VIVAnews -- Seorang ibu menghubungi VIVAnews, siang ini, Jumat 5 November 2010. Dengan suara tercekat, ia meminta tolong.
"Dusun kami seperti mati, saya tidak tahu bagaimana situasi di sana," kata perempuan yang mengaku bernama Budi, tercekat.
Kampungnya, Tegalrejo, Tempel, Sleman hanya berjarak sekitar 18 kilometer arah barat daya dari puncak Merapi.
Ia berada di Tegalrejo saat Merapi memuntahkan awan panas dan material yang paling dahsyat hingga saat ini.

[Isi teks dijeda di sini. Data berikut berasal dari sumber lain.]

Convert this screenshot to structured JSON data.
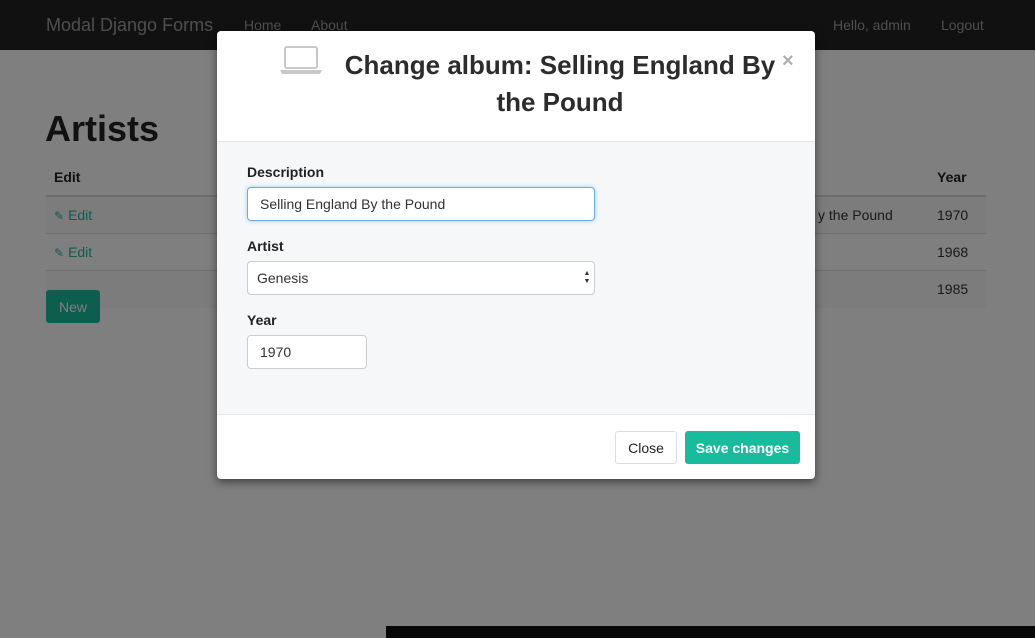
{
  "navbar": {
    "brand": "Modal Django Forms",
    "links": [
      "Home",
      "About"
    ],
    "greeting": "Hello, admin",
    "logout": "Logout"
  },
  "page": {
    "title": "Artists",
    "columns": {
      "edit": "Edit",
      "year": "Year"
    },
    "rows": [
      {
        "edit": "Edit",
        "description_fragment": "y the Pound",
        "year": "1970"
      },
      {
        "edit": "Edit",
        "year": "1968"
      },
      {
        "year": "1985"
      }
    ],
    "new_button": "New"
  },
  "modal": {
    "icon": "laptop-icon",
    "title": "Change album: Selling England By the Pound",
    "close_symbol": "×",
    "fields": {
      "description": {
        "label": "Description",
        "value": "Selling England By the Pound"
      },
      "artist": {
        "label": "Artist",
        "selected": "Genesis"
      },
      "year": {
        "label": "Year",
        "value": "1970"
      }
    },
    "footer": {
      "close": "Close",
      "save": "Save changes"
    }
  },
  "colors": {
    "accent": "#18bc9c",
    "navbar": "#222222",
    "focus_border": "#66afe9"
  }
}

Kejadian semalam sungguh di luar dugaan. Apalagi, kata dia, beberapa hari ini situasi aman-aman saja.
"Tengah malam, kami dibangunkan suara hujan pasir dan kerikil," cerita Budi.
Situasi kemudian menjadi panik. "Listrik mati. Tapi nggak ada evakuasi, tak ada relawan datang. Padahal ada anak-anak kecil. Saya tidak tahu harus menelepon siapa, yang saya punya ingat telepon VIVAnews ," kata Budi, menangis.
Budi dan keluarganya memutuskan untuk turun, sembari merayu para tetangganya. Namun, tak semua dari mereka bersedia turun.
"Alhamdulillah, keluarga saya sudah keluar dari desa, adik saya tadi pulang.
Kini ia berharap ada kabar soal kampung yang ia tinggalkan.
Letusan Gunung Merapi dini hari tadi meluncurkan awan panas dengan kecepatan luar biasa ke arah Kali Gendol.
Akibanya sungguh parah, korban berjatuhan di beberapa dusun yang dekat dengan aliran sungai itu.
Tim SAR gabungan yang melakukan proses evakuasi sudah berhasil menembus semua lokasi terjangan awan panas. Mereka menemukan sebuah desa terbakar.